Il paraît ainsi évident que l’iconographie des graduels et des antiphonaires n’est pas musicale, même si les manuscrits comportent souvent de la notation musicale. Cette iconographie musicale est en revanche beaucoup plus fréquente dans les romans.

• Ouverture de la recherche (interventions de Frédéric Billiet, Isabelle Marchesin, Welleda Muller, Jean-Christophe Valière) : 

- Problématique de l’absence d’iconographie de la performance musicale dans des manuscrits comportant de la notation musicale. Une piste pourrait être ouverte avec l’idée que le chant prédominerait sur la musique instrumentale. En outre la notation est déjà une image du son.

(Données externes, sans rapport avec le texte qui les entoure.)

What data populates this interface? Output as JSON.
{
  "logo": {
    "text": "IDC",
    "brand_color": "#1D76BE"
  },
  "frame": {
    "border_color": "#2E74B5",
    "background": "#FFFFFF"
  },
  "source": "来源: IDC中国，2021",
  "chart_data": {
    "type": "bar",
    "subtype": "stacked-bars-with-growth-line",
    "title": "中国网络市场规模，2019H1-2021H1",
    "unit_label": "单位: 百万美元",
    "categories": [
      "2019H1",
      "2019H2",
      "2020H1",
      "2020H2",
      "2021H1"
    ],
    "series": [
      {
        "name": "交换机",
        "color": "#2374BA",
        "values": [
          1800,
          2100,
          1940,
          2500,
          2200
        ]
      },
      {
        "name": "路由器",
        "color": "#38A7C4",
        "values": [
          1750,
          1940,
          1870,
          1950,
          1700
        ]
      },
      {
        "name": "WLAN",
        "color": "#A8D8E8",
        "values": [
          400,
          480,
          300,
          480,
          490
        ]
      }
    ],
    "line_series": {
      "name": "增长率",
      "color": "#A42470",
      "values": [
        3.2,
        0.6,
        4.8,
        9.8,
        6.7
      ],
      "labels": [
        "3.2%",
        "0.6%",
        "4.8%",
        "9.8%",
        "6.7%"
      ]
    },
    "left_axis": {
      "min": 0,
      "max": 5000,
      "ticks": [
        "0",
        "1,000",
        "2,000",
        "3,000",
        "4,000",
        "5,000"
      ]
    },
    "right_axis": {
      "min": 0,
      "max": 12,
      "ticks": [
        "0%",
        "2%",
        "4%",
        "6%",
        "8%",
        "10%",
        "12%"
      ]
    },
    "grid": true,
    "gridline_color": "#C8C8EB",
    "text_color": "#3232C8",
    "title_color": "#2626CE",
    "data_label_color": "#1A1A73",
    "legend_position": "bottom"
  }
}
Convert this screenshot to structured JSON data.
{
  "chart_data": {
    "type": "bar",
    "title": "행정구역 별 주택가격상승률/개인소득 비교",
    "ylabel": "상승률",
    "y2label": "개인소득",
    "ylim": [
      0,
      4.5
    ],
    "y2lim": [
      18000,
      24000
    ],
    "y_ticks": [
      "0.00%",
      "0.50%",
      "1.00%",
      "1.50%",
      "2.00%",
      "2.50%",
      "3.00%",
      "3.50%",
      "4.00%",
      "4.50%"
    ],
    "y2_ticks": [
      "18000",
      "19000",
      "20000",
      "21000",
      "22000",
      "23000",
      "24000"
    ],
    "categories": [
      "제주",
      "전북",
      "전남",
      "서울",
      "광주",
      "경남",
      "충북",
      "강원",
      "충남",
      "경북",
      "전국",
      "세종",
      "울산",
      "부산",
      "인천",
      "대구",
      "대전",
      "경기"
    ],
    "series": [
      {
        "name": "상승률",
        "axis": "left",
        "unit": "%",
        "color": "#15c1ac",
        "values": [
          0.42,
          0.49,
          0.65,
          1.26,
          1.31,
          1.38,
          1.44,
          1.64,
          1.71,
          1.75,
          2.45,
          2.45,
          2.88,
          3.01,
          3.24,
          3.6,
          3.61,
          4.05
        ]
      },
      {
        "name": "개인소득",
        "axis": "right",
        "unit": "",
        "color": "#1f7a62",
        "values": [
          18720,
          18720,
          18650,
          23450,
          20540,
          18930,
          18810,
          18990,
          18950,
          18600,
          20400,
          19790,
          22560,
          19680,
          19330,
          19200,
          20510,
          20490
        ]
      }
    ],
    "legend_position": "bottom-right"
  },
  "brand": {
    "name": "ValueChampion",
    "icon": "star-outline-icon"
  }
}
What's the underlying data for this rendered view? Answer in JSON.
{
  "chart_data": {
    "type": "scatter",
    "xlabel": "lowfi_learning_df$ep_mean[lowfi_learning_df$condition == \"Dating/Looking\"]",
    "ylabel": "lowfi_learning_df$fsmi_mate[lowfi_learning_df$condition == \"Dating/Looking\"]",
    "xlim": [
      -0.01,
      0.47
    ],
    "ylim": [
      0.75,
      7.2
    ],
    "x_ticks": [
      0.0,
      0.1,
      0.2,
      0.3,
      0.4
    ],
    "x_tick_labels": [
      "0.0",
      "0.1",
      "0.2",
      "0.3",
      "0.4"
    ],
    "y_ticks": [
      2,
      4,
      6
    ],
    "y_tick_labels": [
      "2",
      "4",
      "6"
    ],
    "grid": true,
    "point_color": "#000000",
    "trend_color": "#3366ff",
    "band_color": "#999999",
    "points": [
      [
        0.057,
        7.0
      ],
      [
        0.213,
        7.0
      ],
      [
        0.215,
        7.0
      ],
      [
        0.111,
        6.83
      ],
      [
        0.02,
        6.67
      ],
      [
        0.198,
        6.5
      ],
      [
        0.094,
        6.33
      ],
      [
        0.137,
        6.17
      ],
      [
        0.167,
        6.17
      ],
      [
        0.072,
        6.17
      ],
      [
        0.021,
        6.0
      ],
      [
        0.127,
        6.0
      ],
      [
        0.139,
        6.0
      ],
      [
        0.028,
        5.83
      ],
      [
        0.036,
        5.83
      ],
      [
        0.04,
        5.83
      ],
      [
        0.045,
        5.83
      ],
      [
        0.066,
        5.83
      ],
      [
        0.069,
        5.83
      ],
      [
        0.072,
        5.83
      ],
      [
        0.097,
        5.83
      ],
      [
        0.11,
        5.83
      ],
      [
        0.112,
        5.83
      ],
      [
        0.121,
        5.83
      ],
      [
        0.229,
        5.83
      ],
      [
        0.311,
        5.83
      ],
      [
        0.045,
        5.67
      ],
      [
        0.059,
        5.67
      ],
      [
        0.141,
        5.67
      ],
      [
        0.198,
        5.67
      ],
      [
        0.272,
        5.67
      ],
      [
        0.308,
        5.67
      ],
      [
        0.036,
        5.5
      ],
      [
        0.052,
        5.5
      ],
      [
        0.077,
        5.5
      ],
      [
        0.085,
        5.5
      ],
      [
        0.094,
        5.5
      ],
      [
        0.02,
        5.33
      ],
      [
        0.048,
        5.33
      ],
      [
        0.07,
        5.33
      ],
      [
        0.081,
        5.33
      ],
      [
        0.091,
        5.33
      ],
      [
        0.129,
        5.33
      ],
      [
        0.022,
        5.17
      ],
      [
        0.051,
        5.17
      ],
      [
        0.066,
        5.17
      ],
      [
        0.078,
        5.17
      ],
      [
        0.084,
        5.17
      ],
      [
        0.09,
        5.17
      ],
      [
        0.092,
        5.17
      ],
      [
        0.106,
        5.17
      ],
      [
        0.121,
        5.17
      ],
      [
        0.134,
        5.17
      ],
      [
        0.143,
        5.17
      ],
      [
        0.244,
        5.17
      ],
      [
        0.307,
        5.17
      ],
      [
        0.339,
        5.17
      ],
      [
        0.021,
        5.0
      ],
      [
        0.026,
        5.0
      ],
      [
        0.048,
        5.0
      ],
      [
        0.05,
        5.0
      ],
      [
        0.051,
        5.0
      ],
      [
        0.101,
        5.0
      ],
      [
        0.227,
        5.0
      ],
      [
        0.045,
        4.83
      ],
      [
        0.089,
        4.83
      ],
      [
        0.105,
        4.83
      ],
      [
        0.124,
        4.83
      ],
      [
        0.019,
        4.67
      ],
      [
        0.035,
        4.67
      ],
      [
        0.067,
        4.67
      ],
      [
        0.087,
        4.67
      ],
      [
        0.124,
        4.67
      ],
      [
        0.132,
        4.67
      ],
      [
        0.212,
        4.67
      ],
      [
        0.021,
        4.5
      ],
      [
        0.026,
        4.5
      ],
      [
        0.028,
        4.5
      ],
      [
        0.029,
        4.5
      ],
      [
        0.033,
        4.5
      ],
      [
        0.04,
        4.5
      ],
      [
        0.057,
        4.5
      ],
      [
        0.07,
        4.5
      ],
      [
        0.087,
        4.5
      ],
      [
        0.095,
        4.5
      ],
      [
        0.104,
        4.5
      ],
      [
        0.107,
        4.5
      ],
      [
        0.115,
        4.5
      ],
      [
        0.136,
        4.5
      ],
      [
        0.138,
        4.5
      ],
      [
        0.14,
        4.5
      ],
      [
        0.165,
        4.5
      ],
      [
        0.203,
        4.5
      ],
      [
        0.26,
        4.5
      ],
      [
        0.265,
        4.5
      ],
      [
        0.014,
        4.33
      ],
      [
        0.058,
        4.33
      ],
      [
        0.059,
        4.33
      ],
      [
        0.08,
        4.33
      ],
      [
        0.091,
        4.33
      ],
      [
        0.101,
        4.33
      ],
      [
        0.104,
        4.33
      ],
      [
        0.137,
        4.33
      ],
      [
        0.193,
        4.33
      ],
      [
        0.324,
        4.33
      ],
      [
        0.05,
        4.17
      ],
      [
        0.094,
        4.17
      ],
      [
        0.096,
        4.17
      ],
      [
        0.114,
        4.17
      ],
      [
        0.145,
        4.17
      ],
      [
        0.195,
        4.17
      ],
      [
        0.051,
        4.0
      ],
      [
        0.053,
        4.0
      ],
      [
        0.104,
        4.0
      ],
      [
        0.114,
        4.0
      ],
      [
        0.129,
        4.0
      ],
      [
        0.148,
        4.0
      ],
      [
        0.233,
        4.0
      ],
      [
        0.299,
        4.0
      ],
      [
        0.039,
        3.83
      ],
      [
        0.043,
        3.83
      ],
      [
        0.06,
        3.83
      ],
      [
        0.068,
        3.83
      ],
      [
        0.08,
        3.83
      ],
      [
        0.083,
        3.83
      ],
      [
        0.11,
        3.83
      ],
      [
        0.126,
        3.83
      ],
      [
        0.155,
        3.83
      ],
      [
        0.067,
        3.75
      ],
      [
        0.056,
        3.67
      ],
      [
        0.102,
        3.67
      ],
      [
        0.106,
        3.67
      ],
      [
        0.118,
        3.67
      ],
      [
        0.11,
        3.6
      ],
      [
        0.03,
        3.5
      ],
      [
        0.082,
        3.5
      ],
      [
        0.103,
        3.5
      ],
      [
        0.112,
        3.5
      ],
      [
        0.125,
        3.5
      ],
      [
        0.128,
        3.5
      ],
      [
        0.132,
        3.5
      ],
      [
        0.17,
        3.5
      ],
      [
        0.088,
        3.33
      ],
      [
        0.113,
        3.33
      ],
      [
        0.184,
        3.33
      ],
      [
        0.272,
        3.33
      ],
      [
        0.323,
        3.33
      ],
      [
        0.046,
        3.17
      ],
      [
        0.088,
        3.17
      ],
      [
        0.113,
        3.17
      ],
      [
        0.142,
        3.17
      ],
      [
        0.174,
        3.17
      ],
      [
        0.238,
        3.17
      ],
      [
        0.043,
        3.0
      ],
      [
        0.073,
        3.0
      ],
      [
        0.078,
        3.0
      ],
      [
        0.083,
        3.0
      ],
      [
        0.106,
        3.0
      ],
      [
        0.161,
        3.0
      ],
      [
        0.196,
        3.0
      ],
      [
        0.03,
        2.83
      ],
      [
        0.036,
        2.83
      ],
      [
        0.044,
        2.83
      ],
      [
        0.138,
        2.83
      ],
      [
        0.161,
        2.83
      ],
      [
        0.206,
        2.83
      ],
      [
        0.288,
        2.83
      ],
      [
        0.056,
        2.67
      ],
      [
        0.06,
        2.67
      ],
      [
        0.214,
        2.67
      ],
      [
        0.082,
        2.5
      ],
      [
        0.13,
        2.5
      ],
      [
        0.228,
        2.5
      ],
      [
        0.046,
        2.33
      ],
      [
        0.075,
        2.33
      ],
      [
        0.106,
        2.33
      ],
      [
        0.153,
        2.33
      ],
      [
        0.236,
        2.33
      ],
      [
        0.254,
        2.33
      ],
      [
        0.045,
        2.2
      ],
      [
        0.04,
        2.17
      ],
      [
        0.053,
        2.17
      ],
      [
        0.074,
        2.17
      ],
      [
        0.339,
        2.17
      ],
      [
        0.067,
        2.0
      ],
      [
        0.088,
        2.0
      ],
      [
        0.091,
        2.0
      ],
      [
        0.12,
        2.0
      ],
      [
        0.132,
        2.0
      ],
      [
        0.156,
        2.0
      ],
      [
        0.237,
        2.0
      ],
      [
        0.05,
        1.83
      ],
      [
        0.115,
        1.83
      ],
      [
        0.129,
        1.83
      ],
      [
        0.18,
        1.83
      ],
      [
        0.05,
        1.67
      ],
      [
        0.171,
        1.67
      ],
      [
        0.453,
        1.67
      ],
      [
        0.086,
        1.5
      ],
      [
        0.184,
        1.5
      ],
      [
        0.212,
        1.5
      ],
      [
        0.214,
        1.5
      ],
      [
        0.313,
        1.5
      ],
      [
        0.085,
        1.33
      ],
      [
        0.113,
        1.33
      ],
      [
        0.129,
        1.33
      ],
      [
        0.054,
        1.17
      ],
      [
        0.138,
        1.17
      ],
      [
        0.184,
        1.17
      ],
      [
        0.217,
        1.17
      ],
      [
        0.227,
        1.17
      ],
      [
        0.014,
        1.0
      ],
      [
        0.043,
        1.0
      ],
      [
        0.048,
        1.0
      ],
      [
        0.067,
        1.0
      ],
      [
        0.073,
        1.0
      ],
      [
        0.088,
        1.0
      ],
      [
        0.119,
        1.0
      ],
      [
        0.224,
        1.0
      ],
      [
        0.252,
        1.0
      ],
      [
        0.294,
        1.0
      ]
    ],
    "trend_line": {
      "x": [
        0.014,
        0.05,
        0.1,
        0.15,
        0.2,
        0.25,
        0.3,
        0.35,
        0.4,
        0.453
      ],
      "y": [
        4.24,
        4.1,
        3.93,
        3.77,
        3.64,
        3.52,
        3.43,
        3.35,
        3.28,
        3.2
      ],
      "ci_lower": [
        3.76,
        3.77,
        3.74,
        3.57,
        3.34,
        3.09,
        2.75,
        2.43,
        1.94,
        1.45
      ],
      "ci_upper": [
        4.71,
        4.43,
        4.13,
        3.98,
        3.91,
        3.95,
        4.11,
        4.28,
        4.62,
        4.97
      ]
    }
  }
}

- Alison Stones en conclu que la notation prédominait sur l’image dans les graduels et antiphonaires des XIIe et XIIIe siècles. Ce qui n’est pas le cas pour les bibles d’autels et les missels destinés à être vus de loin posés sur des lutrins, où c’est l’image qui prédomine par rapport au texte. Les psautiers sont encore des cas à part, puisqu’ils regorgent d’iconographie historiée et d’iconographie musicale qui plus est (voir à ce sujet G. Haseloff « Die Psalterillustration im 13. Jahrhunderts : Studien zur Geschichte der Buchmalerei iin England, Frankreich und der Niederlanden », 1938).
- La logique interne des manuscrits est rappelée : le texte était copié, puis la notation musicale (ce qui implique que le copiste ou l'organisateur du manuscrit connaissant les chants et savait la place qu’il fallait leur laisser sur la page), puis enfin les enluminures étaient réalisées. Ces manuscrits étaient avant tout des « outils » liturgiques.
- Le concept de musique allant au-delà de la performance est évoqué par Isabelle Marchesin. Celui-ci peut en effet s’exprimer dans les divers rapports que l’homme entretient avec ses semblables, mais aussi avec le divin ; les enjeux mathématiques dans l’idée de perfection des accords, par exemple, etc.
- Frédéric Billiet ajoute que le livre représente l’autorité : il permet d’activer la mémoire par sa simple ouverture. À l’origine, la première notation musicale n’était d’ailleurs qu’une indication de hauteur et non de note spécifique.
- Selon Isabelle Marchesin, ces ouvrages illustrés pourraient aussi permettre d’aller plus loin que la « simple » activation de la mémoire ; ils pourraient être des supports de méditation, engageant le corps et l’esprit ; des supports didactiques en quelque sorte, qui permettait une imprégnation du fidèle.
- Les jeux de regards semblent très importants avec les personnages des lettrines.